Aren’t splits wonderful? Two (or three or four!) similar yet distinct bands coming together and offering up either unreleased tracks or brand new ones that offer a glimpse into a band’s evolution (or lack thereof). Sometimes, on the most joyous of occasions, we’ll even get a full length’s worth of material between the two bands. Each of these is the case for the new split between Nucleus and Macabra, and boy is it a bruiser.
Nucleus is a name that should be familiar to those around these parts as their debut, Sentient, was one of the better and more off kilter death metal albums released last year. I don’t think it’s a stretch to say that the three songs here are the band’s strongest to date. Each track varies wildly from the one that precedes it. Opener “Fragment” sees the band channeling their inner Timeghoul (I KNOW I’M SORRY, BUT IT’S THE APPROPRIATE COMPARISON HERE) as the winding riffs funnel into a strange harmony buried underneath almost chant like cleans, while “Assimilation” sees the band in full-on doom mode. Their final song, “Beacon,” is more akin to Sentient than the two tracks before it, but that certainly isn’t a bad thing.

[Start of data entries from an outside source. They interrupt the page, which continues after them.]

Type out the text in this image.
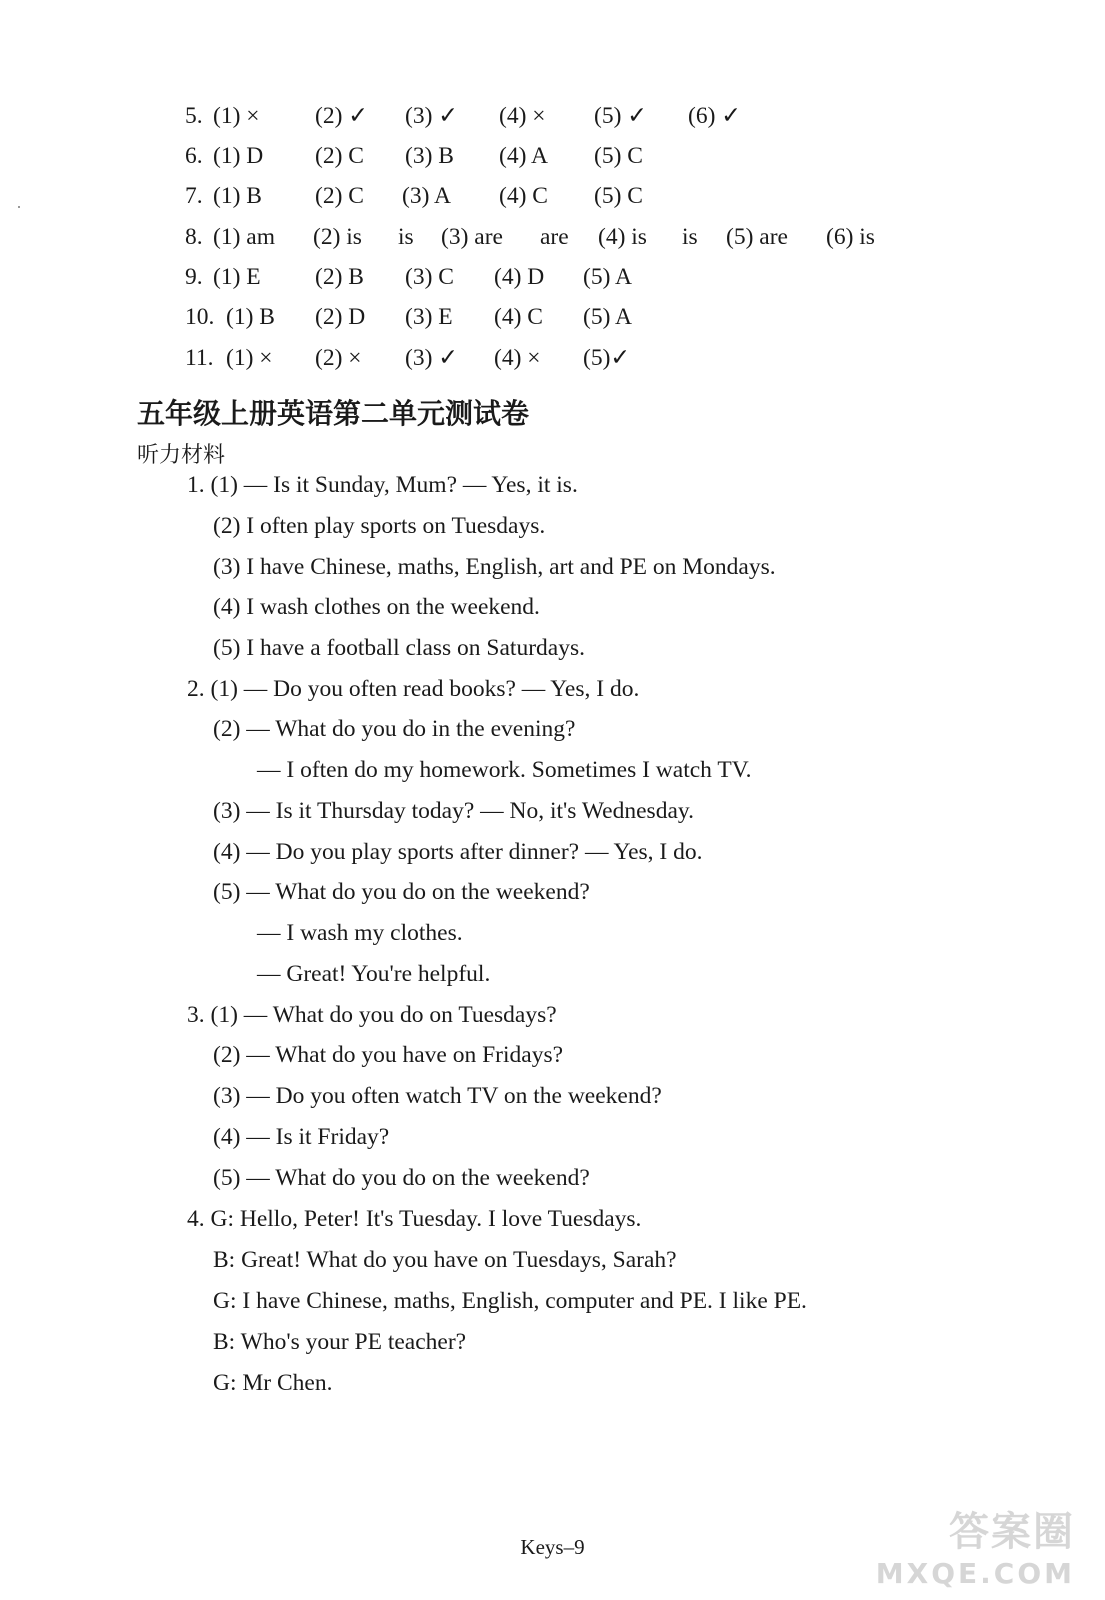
5. (1) × (2) ✓ (3) ✓ (4) × (5) ✓ (6) ✓
6. (1) D (2) C (3) B (4) A (5) C
7. (1) B (2) C (3) A (4) C (5) C
8. (1) am (2) is is (3) are are (4) is is (5) are (6) is
9. (1) E (2) B (3) C (4) D (5) A
10. (1) B (2) D (3) E (4) C (5) A
11. (1) × (2) × (3) ✓ (4) × (5)✓
五年级上册英语第二单元测试卷
听力材料
1. (1) — Is it Sunday, Mum? — Yes, it is.
(2) I often play sports on Tuesdays.
(3) I have Chinese, maths, English, art and PE on Mondays.
(4) I wash clothes on the weekend.
(5) I have a football class on Saturdays.
2. (1) — Do you often read books? — Yes, I do.
(2) — What do you do in the evening?
— I often do my homework. Sometimes I watch TV.
(3) — Is it Thursday today? — No, it's Wednesday.
(4) — Do you play sports after dinner? — Yes, I do.
(5) — What do you do on the weekend?
— I wash my clothes.
— Great! You're helpful.
3. (1) — What do you do on Tuesdays?
(2) — What do you have on Fridays?
(3) — Do you often watch TV on the weekend?
(4) — Is it Friday?
(5) — What do you do on the weekend?
4. G: Hello, Peter! It's Tuesday. I love Tuesdays.
B: Great! What do you have on Tuesdays, Sarah?
G: I have Chinese, maths, English, computer and PE. I like PE.
B: Who's your PE teacher?
G: Mr Chen.
Keys–9	答案圈
MXQE.COM
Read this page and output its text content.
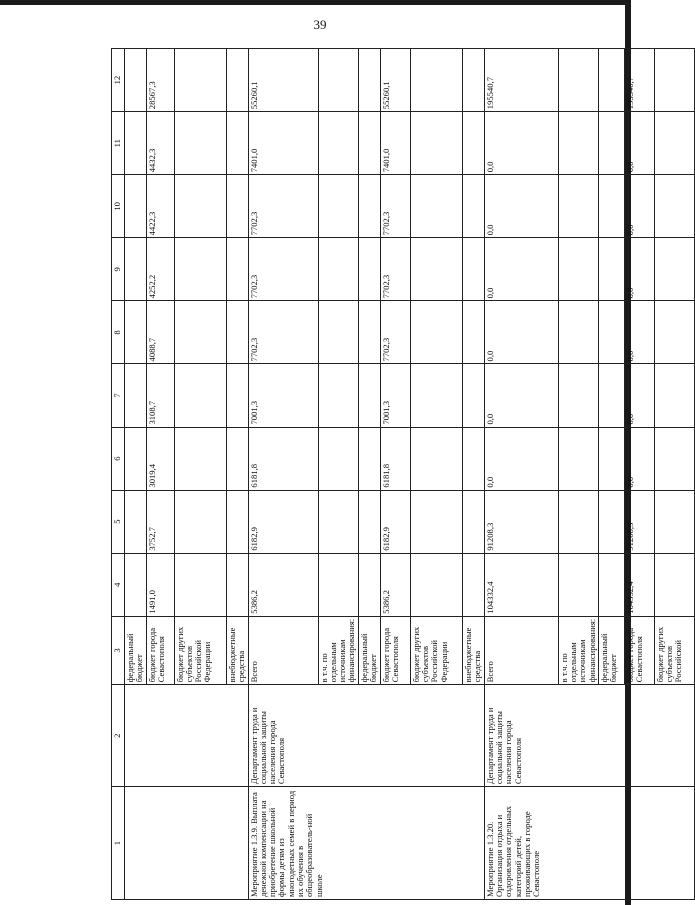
39
1	2	3	4	5	6	7	8	9	10	11	12
		федеральный бюджет									
		бюджет города Севастополя	1491,0	3752,7	3019,4	3108,7	4088,7	4252,2	4422,3	4432,3	28567,3
		бюджет других субъектов Российской Федерации									
		внебюджетные средства									
Мероприятие 1.3.9. Выплата денежной компенсации на приобретение школьной формы детям из многодетных семей в период их обучения в общеобразователь-ной школе	Департамент труда и социальной защиты населения города Севастополя	Всего	5386,2	6182,9	6181,8	7001,3	7702,3	7702,3	7702,3	7401,0	55260,1
		в т.ч. по отдельным источникам финансирования:									
		федеральный бюджет									
		бюджет города Севастополя	5386,2	6182,9	6181,8	7001,3	7702,3	7702,3	7702,3	7401,0	55260,1
		бюджет других субъектов Российской Федерации									
		внебюджетные средства									
Мероприятие 1.3.20. Организация отдыха и оздоровления отдельных категорий детей, проживающих в городе Севастополе	Департамент труда и социальной защиты населения города Севастополя	Всего	104332,4	91208,3	0,0	0,0	0,0	0,0	0,0	0,0	195540,7
		в т.ч. по отдельным источникам финансирования:									
		федеральный бюджет									
		бюджет города Севастополя	104332,4	91208,3	0,0	0,0	0,0	0,0	0,0	0,0	195540,7
		бюджет других субъектов Российской									
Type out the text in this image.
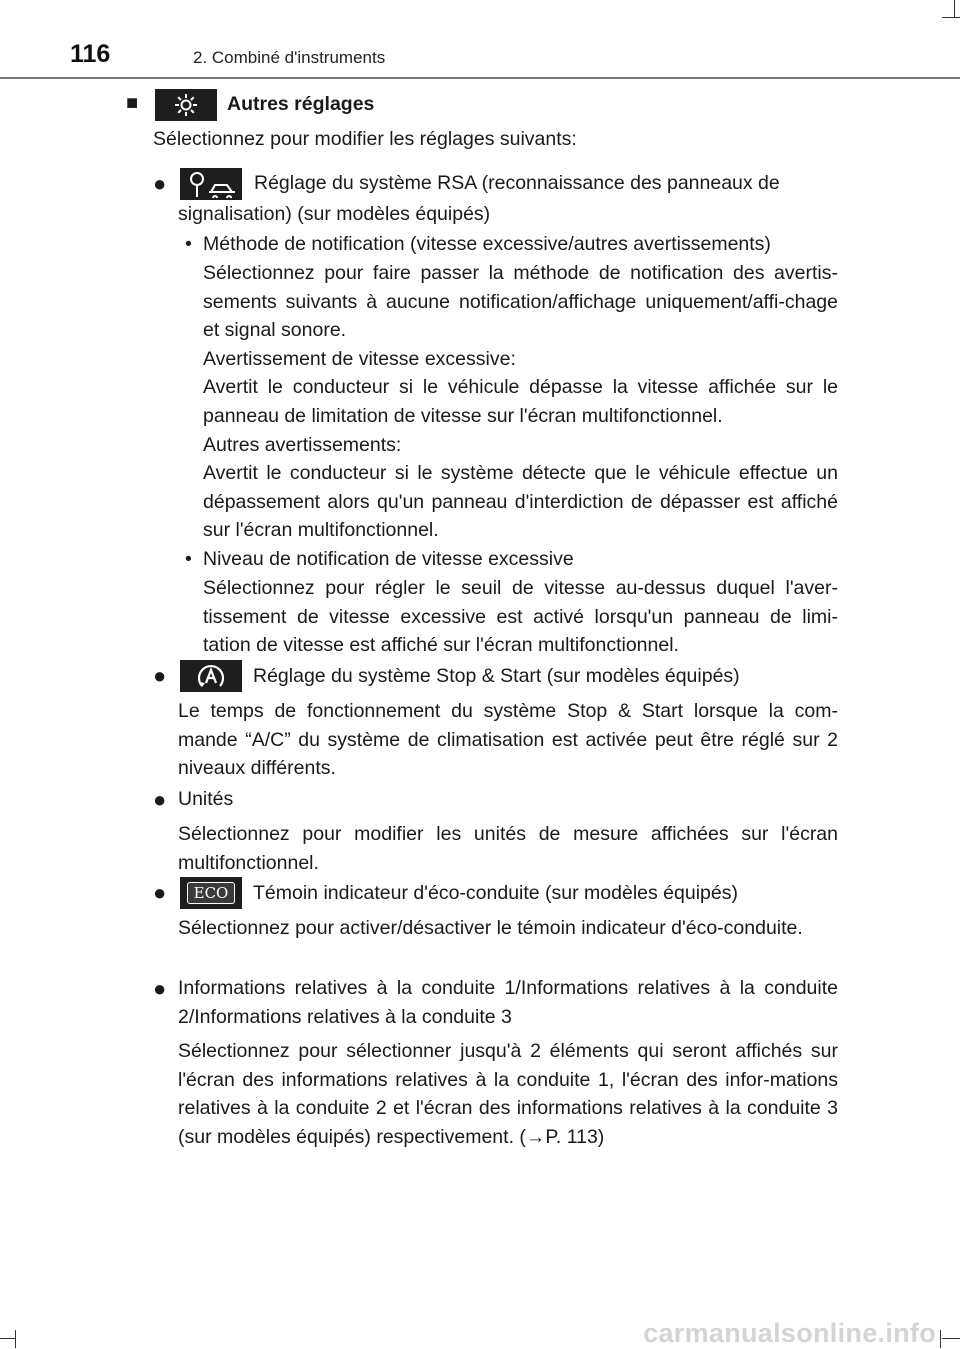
116	2. Combiné d'instruments
■	Autres réglages
Sélectionnez pour modifier les réglages suivants:
●	Réglage du système RSA (reconnaissance des panneaux de
signalisation) (sur modèles équipés)
• Méthode de notification (vitesse excessive/autres avertissements)
Sélectionnez pour faire passer la méthode de notification des avertis-sements suivants à aucune notification/affichage uniquement/affi-chage et signal sonore.
Avertissement de vitesse excessive:
Avertit le conducteur si le véhicule dépasse la vitesse affichée sur le panneau de limitation de vitesse sur l'écran multifonctionnel.
Autres avertissements:
Avertit le conducteur si le système détecte que le véhicule effectue un dépassement alors qu'un panneau d'interdiction de dépasser est affiché sur l'écran multifonctionnel.
• Niveau de notification de vitesse excessive
Sélectionnez pour régler le seuil de vitesse au-dessus duquel l'aver-tissement de vitesse excessive est activé lorsqu'un panneau de limi-tation de vitesse est affiché sur l'écran multifonctionnel.
●	Réglage du système Stop & Start (sur modèles équipés)
Le temps de fonctionnement du système Stop & Start lorsque la com-mande “A/C” du système de climatisation est activée peut être réglé sur 2 niveaux différents.
● Unités
Sélectionnez pour modifier les unités de mesure affichées sur l'écran multifonctionnel.
●	ECO	Témoin indicateur d'éco-conduite (sur modèles équipés)
Sélectionnez pour activer/désactiver le témoin indicateur d'éco-conduite.
● Informations relatives à la conduite 1/Informations relatives à la conduite 2/Informations relatives à la conduite 3
Sélectionnez pour sélectionner jusqu'à 2 éléments qui seront affichés sur l'écran des informations relatives à la conduite 1, l'écran des infor-mations relatives à la conduite 2 et l'écran des informations relatives à la conduite 3 (sur modèles équipés) respectivement. (→P. 113)
carmanualsonline.info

Macabra, on the other hand, is a band I was wholly unfamiliar with before this split, and that was evidently a mistake. For the Macabra half of the split, Mark Riddick brought THE RIFFS. I mean all of the riffs. All of them. “Breath Thief” alone has enough to fuel every shady black metal band that people “only listen to for the riffs” and then some. Now, said riffs are only so good without quality composition, and Macabra brings that too. The songs dance around a fair bit, never stay in one place for too long, and always keep you guessing just like any good death metal should.
If you like your death metal both spacey and freshly exhumed, then this is about as much of a sure thing as you’re ever going to get. I’ve had it on repeat pretty much non-stop since it popped up on Friday. Unfortunately it looks like it’s only available on Spotify and iTunes at the moment, but info on a bandcamp/physical release should be coming pretty quick.
In the meantime jam out if you can, check out that siqq Seagrave art as best you can (no high res screens yet), and let me know some of your favorite splits from this year in the comments.